Tashfeen Malik, 29, the female jihadi who helped kill 14 Americans in the San Bernardino massacre, comes from a family tied to Islamist militants, and allegedly evolved into a terrorist after attending college in Pakistan.
Malik’s family, from Karor Lal Esan in the Layyah district of Pakistan, includes Malik Ahmad Ali Aulakh, a cousin of Malik’s father. Local residents told the Los Angeles Times that the Aulakh family is connected to militant Islamists. Zahid Gishkori, 32, who lives in the Layyah district in the area and knows the family well, said, “The family has some extremist credentials.”
Malik attended Bahauddin Zakariya University in the city of Multan in southern Punjab from 2007 to 2012, according to a family member in Pakistan. The family member told the Times that Malik had been a “modern girl,” but after college, where she studied pharmacology, she moved to the United States, where she began posting extremist messages on Facebook.
The family member said:
After a couple of years in college, she started becoming religious. She started taking part in religious activities and also started asking women in the family and the locality to become good Muslims. She started taking part in religious activities of women in the area. She used to talk to somebody in Arabic at night on the Internet. None of our family members in Pakistan know Arabic, so we do not know what she used to discuss.

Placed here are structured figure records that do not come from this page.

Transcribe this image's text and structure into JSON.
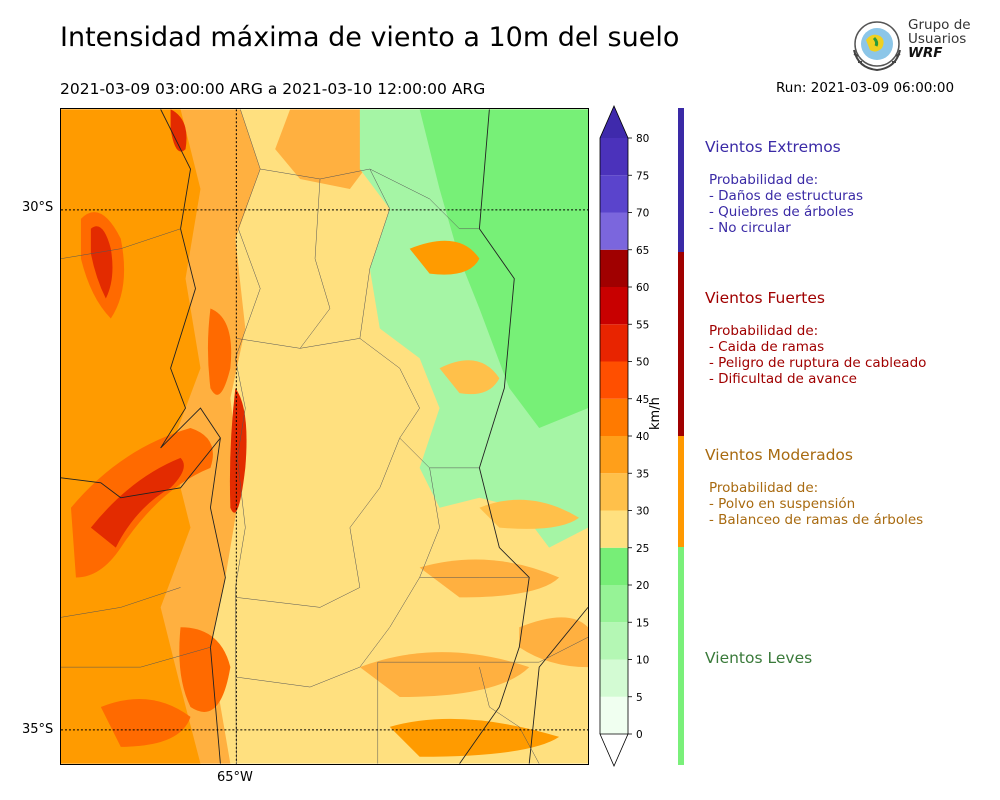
{
  "title": "Intensidad máxima de viento a 10m del suelo",
  "period": "2021-03-09 03:00:00 ARG  a  2021-03-10 12:00:00 ARG",
  "run": "Run: 2021-03-09 06:00:00",
  "logo": {
    "line1": "Grupo de",
    "line2": "Usuarios",
    "line3": "WRF"
  },
  "map": {
    "lat_labels": [
      "30°S",
      "35°S"
    ],
    "lon_labels": [
      "65°W"
    ],
    "field_colors": {
      "green": "#77f077",
      "light_green": "#a5f5a5",
      "yellow": "#ffe07f",
      "light_orange": "#ffc04a",
      "orange": "#ff9b00",
      "red_orange": "#ff6a00",
      "red": "#e32b00",
      "dark_red": "#b80000"
    }
  },
  "colorbar": {
    "unit": "km/h",
    "ticks": [
      "0",
      "5",
      "10",
      "15",
      "20",
      "25",
      "30",
      "35",
      "40",
      "45",
      "50",
      "55",
      "60",
      "65",
      "70",
      "75",
      "80"
    ],
    "bins": [
      {
        "from": 0,
        "to": 5,
        "color": "#f0fff0"
      },
      {
        "from": 5,
        "to": 10,
        "color": "#d3fbd3"
      },
      {
        "from": 10,
        "to": 15,
        "color": "#b4f7b4"
      },
      {
        "from": 15,
        "to": 20,
        "color": "#96f396"
      },
      {
        "from": 20,
        "to": 25,
        "color": "#77ee77"
      },
      {
        "from": 25,
        "to": 30,
        "color": "#ffe07f"
      },
      {
        "from": 30,
        "to": 35,
        "color": "#ffc04a"
      },
      {
        "from": 35,
        "to": 40,
        "color": "#ff9f1a"
      },
      {
        "from": 40,
        "to": 45,
        "color": "#ff7a00"
      },
      {
        "from": 45,
        "to": 50,
        "color": "#ff4f00"
      },
      {
        "from": 50,
        "to": 55,
        "color": "#e82400"
      },
      {
        "from": 55,
        "to": 60,
        "color": "#c80000"
      },
      {
        "from": 60,
        "to": 65,
        "color": "#a00000"
      },
      {
        "from": 65,
        "to": 70,
        "color": "#7b66dd"
      },
      {
        "from": 70,
        "to": 75,
        "color": "#5a44cc"
      },
      {
        "from": 75,
        "to": 80,
        "color": "#4b32bb"
      }
    ],
    "extend_color": "#3f2aac"
  },
  "legend": {
    "extremos": {
      "title": "Vientos Extremos",
      "color": "#3a2aa6",
      "lines": [
        "Probabilidad de:",
        "- Daños de estructuras",
        "- Quiebres de árboles",
        "- No circular"
      ]
    },
    "fuertes": {
      "title": "Vientos Fuertes",
      "color": "#a00000",
      "lines": [
        "Probabilidad de:",
        "- Caida de ramas",
        "- Peligro de ruptura de cableado",
        "- Dificultad de avance"
      ]
    },
    "moderados": {
      "title": "Vientos Moderados",
      "color": "#a86a10",
      "bar_color": "#ff9900",
      "lines": [
        "Probabilidad de:",
        "- Polvo en suspensión",
        "- Balanceo de ramas de árboles"
      ]
    },
    "leves": {
      "title": "Vientos Leves",
      "color": "#3a7a3a",
      "bar_color": "#7af07a"
    }
  }
}
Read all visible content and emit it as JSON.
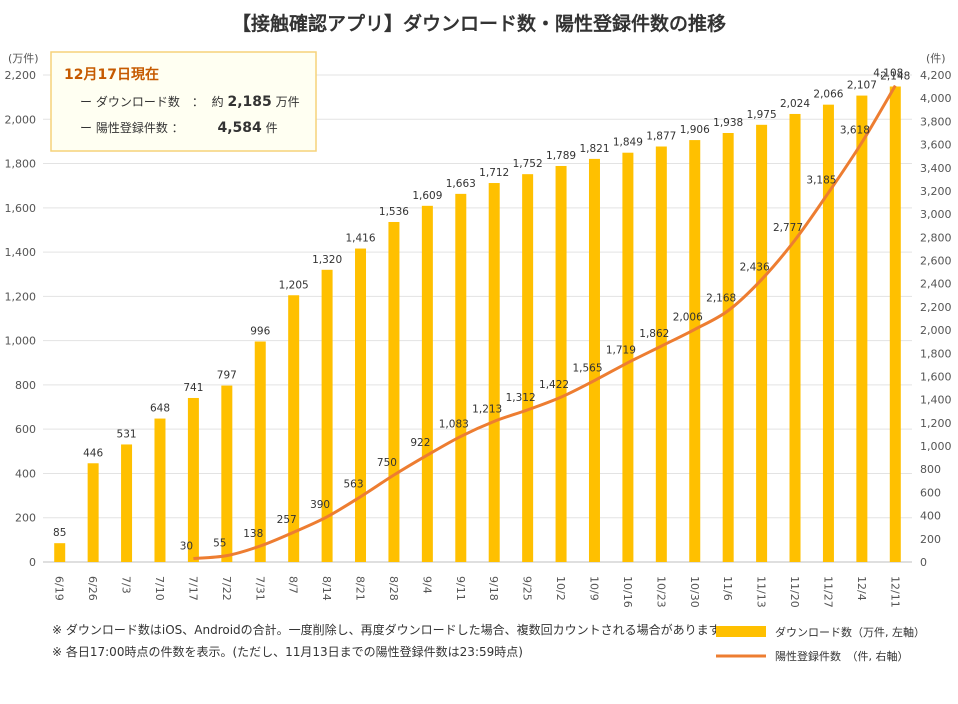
{
  "title": "【接触確認アプリ】ダウンロード数・陽性登録件数の推移",
  "info_box": {
    "heading": "12月17日現在",
    "download_label": "ー ダウンロード数　：",
    "download_prefix": "約",
    "download_value": "2,185",
    "download_unit": "万件",
    "positive_label": "ー 陽性登録件数 ：",
    "positive_value": "4,584",
    "positive_unit": "件"
  },
  "left_axis_unit": "(万件)",
  "right_axis_unit": "(件)",
  "notes": [
    "※ ダウンロード数はiOS、Androidの合計。一度削除し、再度ダウンロードした場合、複数回カウントされる場合があります。",
    "※ 各日17:00時点の件数を表示。(ただし、11月13日までの陽性登録件数は23:59時点)"
  ],
  "colors": {
    "bar": "#FFC000",
    "line": "#ED7D31",
    "title": "#333333",
    "heading": "#C65A00",
    "box_border": "#F5D27A",
    "box_fill": "#FFFFF2"
  },
  "chart_data": {
    "type": "bar",
    "title": "【接触確認アプリ】ダウンロード数・陽性登録件数の推移",
    "categories": [
      "6/19",
      "6/26",
      "7/3",
      "7/10",
      "7/17",
      "7/22",
      "7/31",
      "8/7",
      "8/14",
      "8/21",
      "8/28",
      "9/4",
      "9/11",
      "9/18",
      "9/25",
      "10/2",
      "10/9",
      "10/16",
      "10/23",
      "10/30",
      "11/6",
      "11/13",
      "11/20",
      "11/27",
      "12/4",
      "12/11"
    ],
    "series": [
      {
        "name": "ダウンロード数（万件, 左軸）",
        "type": "bar",
        "axis": "left",
        "values": [
          85,
          446,
          531,
          648,
          741,
          797,
          996,
          1205,
          1320,
          1416,
          1536,
          1609,
          1663,
          1712,
          1752,
          1789,
          1821,
          1849,
          1877,
          1906,
          1938,
          1975,
          2024,
          2066,
          2107,
          2148
        ],
        "labels": [
          "85",
          "446",
          "531",
          "648",
          "741",
          "797",
          "996",
          "1,205",
          "1,320",
          "1,416",
          "1,536",
          "1,609",
          "1,663",
          "1,712",
          "1,752",
          "1,789",
          "1,821",
          "1,849",
          "1,877",
          "1,906",
          "1,938",
          "1,975",
          "2,024",
          "2,066",
          "2,107",
          "2,148"
        ]
      },
      {
        "name": "陽性登録件数　（件, 右軸）",
        "type": "line",
        "axis": "right",
        "values": [
          null,
          null,
          null,
          null,
          30,
          55,
          138,
          257,
          390,
          563,
          750,
          922,
          1083,
          1213,
          1312,
          1422,
          1565,
          1719,
          1862,
          2006,
          2168,
          2436,
          2777,
          3185,
          3618,
          4108
        ],
        "labels": [
          "",
          "",
          "",
          "",
          "30",
          "55",
          "138",
          "257",
          "390",
          "563",
          "750",
          "922",
          "1,083",
          "1,213",
          "1,312",
          "1,422",
          "1,565",
          "1,719",
          "1,862",
          "2,006",
          "2,168",
          "2,436",
          "2,777",
          "3,185",
          "3,618",
          "4,108"
        ]
      }
    ],
    "y_left": {
      "min": 0,
      "max": 2200,
      "ticks": [
        0,
        200,
        400,
        600,
        800,
        1000,
        1200,
        1400,
        1600,
        1800,
        2000,
        2200
      ],
      "tick_labels": [
        "0",
        "200",
        "400",
        "600",
        "800",
        "1,000",
        "1,200",
        "1,400",
        "1,600",
        "1,800",
        "2,000",
        "2,200"
      ]
    },
    "y_right": {
      "min": 0,
      "max": 4200,
      "ticks": [
        0,
        200,
        400,
        600,
        800,
        1000,
        1200,
        1400,
        1600,
        1800,
        2000,
        2200,
        2400,
        2600,
        2800,
        3000,
        3200,
        3400,
        3600,
        3800,
        4000,
        4200
      ],
      "tick_labels": [
        "0",
        "200",
        "400",
        "600",
        "800",
        "1,000",
        "1,200",
        "1,400",
        "1,600",
        "1,800",
        "2,000",
        "2,200",
        "2,400",
        "2,600",
        "2,800",
        "3,000",
        "3,200",
        "3,400",
        "3,600",
        "3,800",
        "4,000",
        "4,200"
      ]
    },
    "grid": true,
    "legend_position": "bottom-right"
  }
}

When Malik attended the university, she stayed at a house her father owns in the Babar Colony neighborhood of Multan. Dr. Nisar Hussain, one of Malik’s pharmacology professors, told The Times Malik wore a veil when he saw her. He stated, “She was religious, but a very normal person as well. She was a very hardworking and submissive student. She never created any problem in the class. She was an obedient girl. I cannot even imagine she could murder people.” Tellingly, he revealed, “I don’t think she had any kind of mental illness. She was among the best students, always hardworking, never created problems. Yes, she was religious, but not an extremist. She never tried to influence the class in the name of religion, never.”
Although FBI director James B. Comey said Friday he had no information that “these killers were part of an organized larger group or formed part of a cell. … There is no indication they were part of a network,” suspicious activities may indicate otherwise.
Workers near the Redlands home where Syed Farook’s mother and sister reputedly lived noticed Middle Eastern people visiting the home for weeks.
David Bowdich, assistant director of the FBI’s Los Angeles office, said of Farook and Malik, “At least one of the suspects was in telephonic communication with at least one other subject of investigation.” The terrorist couple also deleted email accounts and destroying their hard drives and cellphones, preventing any discovery of a possible connection with a terrorist network.